No mention of a be-pumpkined display of books next to it, proclaiming the impending festival of Hallowe’en. Nothing upsetting about a skeleton wearing a pointy, black hat. Books of folktales and accounts of how our ancestors summoned the Devil (roasting felines alive, as it happens) are nowhere near as offensive, it seems, as the Word of God.
The Word of God, which many people died to give us in our own language. Now, some people so filled with hatred as to count that nothing think it should variously be closed, removed,or – rather tellingly for a group which claims to be ‘secular’ rather than anti-Christian – replaced with the Torah, the Talmud, or the Quran. Anything, really, except the Bible, isn’t that it?

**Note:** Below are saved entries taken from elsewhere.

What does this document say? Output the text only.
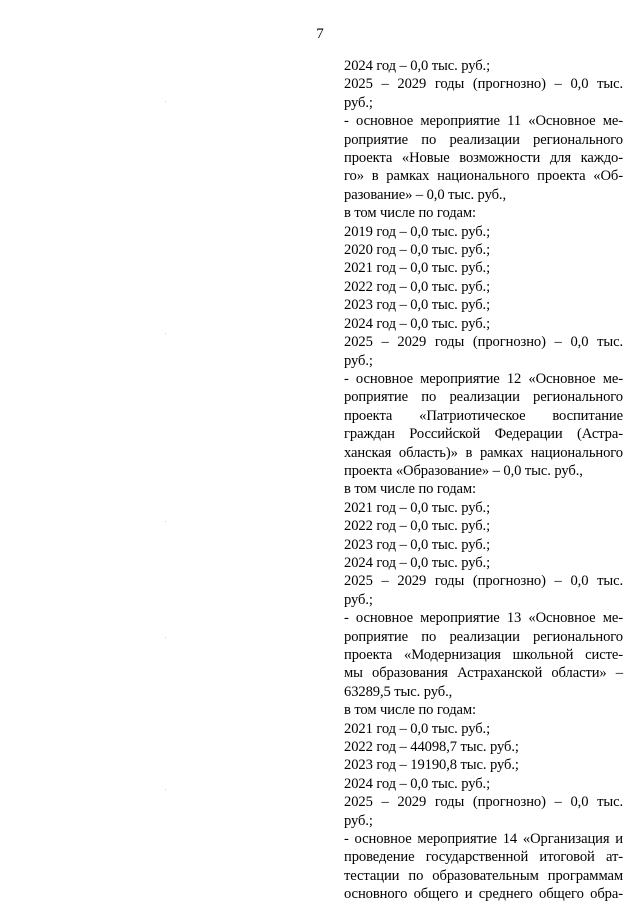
7
2024 год – 0,0 тыс. руб.;
2025 – 2029 годы (прогнозно) – 0,0 тыс.
руб.;
- основное мероприятие 11 «Основное ме-
роприятие по реализации регионального
проекта «Новые возможности для каждо-
го» в рамках национального проекта «Об-
разование» – 0,0 тыс. руб.,
в том числе по годам:
2019 год – 0,0 тыс. руб.;
2020 год – 0,0 тыс. руб.;
2021 год – 0,0 тыс. руб.;
2022 год – 0,0 тыс. руб.;
2023 год – 0,0 тыс. руб.;
2024 год – 0,0 тыс. руб.;
2025 – 2029 годы (прогнозно) – 0,0 тыс.
руб.;
- основное мероприятие 12 «Основное ме-
роприятие по реализации регионального
проекта «Патриотическое воспитание
граждан Российской Федерации (Астра-
ханская область)» в рамках национального
проекта «Образование» – 0,0 тыс. руб.,
в том числе по годам:
2021 год – 0,0 тыс. руб.;
2022 год – 0,0 тыс. руб.;
2023 год – 0,0 тыс. руб.;
2024 год – 0,0 тыс. руб.;
2025 – 2029 годы (прогнозно) – 0,0 тыс.
руб.;
- основное мероприятие 13 «Основное ме-
роприятие по реализации регионального
проекта «Модернизация школьной систе-
мы образования Астраханской области» –
63289,5 тыс. руб.,
в том числе по годам:
2021 год – 0,0 тыс. руб.;
2022 год – 44098,7 тыс. руб.;
2023 год – 19190,8 тыс. руб.;
2024 год – 0,0 тыс. руб.;
2025 – 2029 годы (прогнозно) – 0,0 тыс.
руб.;
- основное мероприятие 14 «Организация и
проведение государственной итоговой ат-
тестации по образовательным программам
основного общего и среднего общего обра-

But the fact is that the Reformation happened, and it is still pertinent now, in 2017. When William Tyndale vowed that the ploughboy would eventually be better acquainted than a priest with the Word, he really meant it. In fact, he died making it possible.
If only this rather negative wee group of people would think about the irony inherent in this.

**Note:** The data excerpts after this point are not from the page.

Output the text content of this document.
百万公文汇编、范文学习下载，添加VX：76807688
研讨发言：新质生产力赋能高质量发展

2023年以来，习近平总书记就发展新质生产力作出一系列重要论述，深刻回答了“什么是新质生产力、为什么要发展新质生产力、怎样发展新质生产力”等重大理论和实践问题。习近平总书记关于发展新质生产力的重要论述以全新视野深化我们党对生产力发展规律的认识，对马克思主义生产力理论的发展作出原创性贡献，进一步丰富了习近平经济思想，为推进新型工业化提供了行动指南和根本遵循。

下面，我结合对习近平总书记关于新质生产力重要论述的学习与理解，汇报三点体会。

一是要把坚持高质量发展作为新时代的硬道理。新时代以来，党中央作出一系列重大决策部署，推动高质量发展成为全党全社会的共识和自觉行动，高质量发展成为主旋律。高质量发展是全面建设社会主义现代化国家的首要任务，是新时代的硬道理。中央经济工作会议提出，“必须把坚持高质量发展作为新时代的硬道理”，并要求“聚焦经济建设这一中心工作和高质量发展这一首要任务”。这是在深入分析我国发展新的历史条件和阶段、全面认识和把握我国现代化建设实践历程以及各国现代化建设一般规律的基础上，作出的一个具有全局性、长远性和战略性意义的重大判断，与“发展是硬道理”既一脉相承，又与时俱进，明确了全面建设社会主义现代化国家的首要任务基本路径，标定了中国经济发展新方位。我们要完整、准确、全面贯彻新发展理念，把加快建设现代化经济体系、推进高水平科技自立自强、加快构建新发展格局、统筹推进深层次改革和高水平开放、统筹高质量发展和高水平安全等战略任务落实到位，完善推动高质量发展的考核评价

The ordinary Europeans were once denied access to the Scriptures in their own language, in order to refuse them spiritual autonomy. They were dependent upon an elite who ‘knew better’ to tell them what they should believe. Sound familiar?
Before the Reformation, the church kept the truth from the people by shrouding everything in a language they did not understand. Kings and queens could read, as could princes of the church: but not the ploughboy of whom Tyndale spoke.

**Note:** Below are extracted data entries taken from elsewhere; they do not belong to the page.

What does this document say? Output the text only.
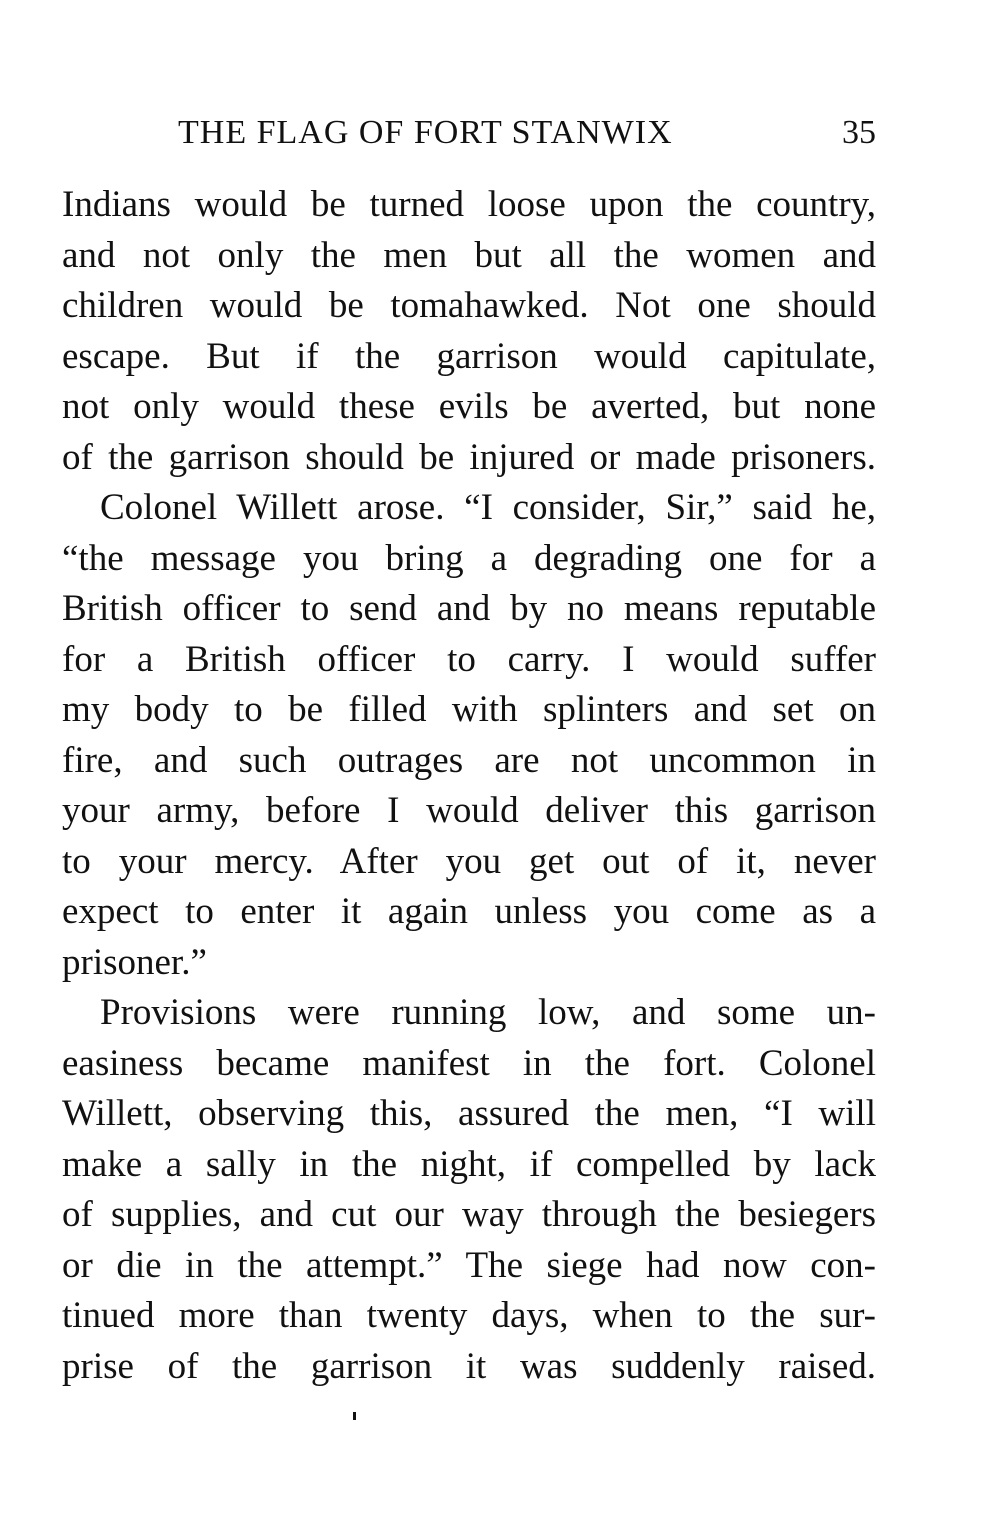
THE FLAG OF FORT STANWIX	35
Indians would be turned loose upon the country,
and not only the men but all the women and
children would be tomahawked. Not one should
escape. But if the garrison would capitulate,
not only would these evils be averted, but none
of the garrison should be injured or made prisoners.
Colonel Willett arose. “I consider, Sir,” said he,
“the message you bring a degrading one for a
British officer to send and by no means reputable
for a British officer to carry. I would suffer
my body to be filled with splinters and set on
fire, and such outrages are not uncommon in
your army, before I would deliver this garrison
to your mercy. After you get out of it, never
expect to enter it again unless you come as a
prisoner.”
Provisions were running low, and some un-
easiness became manifest in the fort. Colonel
Willett, observing this, assured the men, “I will
make a sally in the night, if compelled by lack
of supplies, and cut our way through the besiegers
or die in the attempt.” The siege had now con-
tinued more than twenty days, when to the sur-
prise of the garrison it was suddenly raised.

Perhaps it is the legacy of the Reformation that makes me suspicious of an ‘open-minded’ and ‘tolerant’ group which wishes to suppress the truth.
Of course, they would argue that it is NOT truth, but mere legend. Then again, if they really believed that, the open Bible would not have offended them any more than Popular Tales of the West Highlands, sitting on a parallel display in the same library.
They don’t believe it, though. If they did, they would leave it alone. The enormous pulpit Bible – which belongs to me, in fact, and not the College library – would be no more offensive to them than the folktales piled high a few feet away.
One offended, though, and one went unnoticed.
The Word of God has always offended. Or, frightened. People frequently fear what they don’t understand. Surely, though, the rational response is to learn more, not to lash out, not to put it from you, like a terrified child who doesn’t want to see the thing that lurks under his bed.
If this wee insight into the ‘secular’ mindset does nothing else, it confirms that you cannot be indifferent to the Bible, because – fundamentally – it is not just a book like Carmina Gadelica or Scottish Traditional Tales. It is breathed out by God, and has about it the savour from life unto life, or from death unto death, depending on how things are between you and Heaven.
I’ve often been frustrated by the kind of people who call themselves ‘secular’ or ‘atheist’, yet can’t seem to leave Christianity alone. After all, if it’s an irrelevant fantasy – like unicorns – why waste so much energy on denouncing it?
But perhaps that is wrong of me. Isn’t it a good and encouraging sign that they are not indifferent to the sight of an open Bible? Saul of Tarsus was not indifferent either, and see who he became.
In fact, if they would care to step closer to the offending lectern, my ‘secular’ friends would see that the Bible is open at that very Paul’s second letter to Timothy. The magnifying glass is purposely laid to draw attention to this text:
‘All Scripture is breathed out by God and profitable for teaching, for reproof, for correction, and for training in righteousness,that the man of God may be complete, equipped for every good work’.
May they, one day, feel its reproof and profit from its teaching, even to the point of righteousness.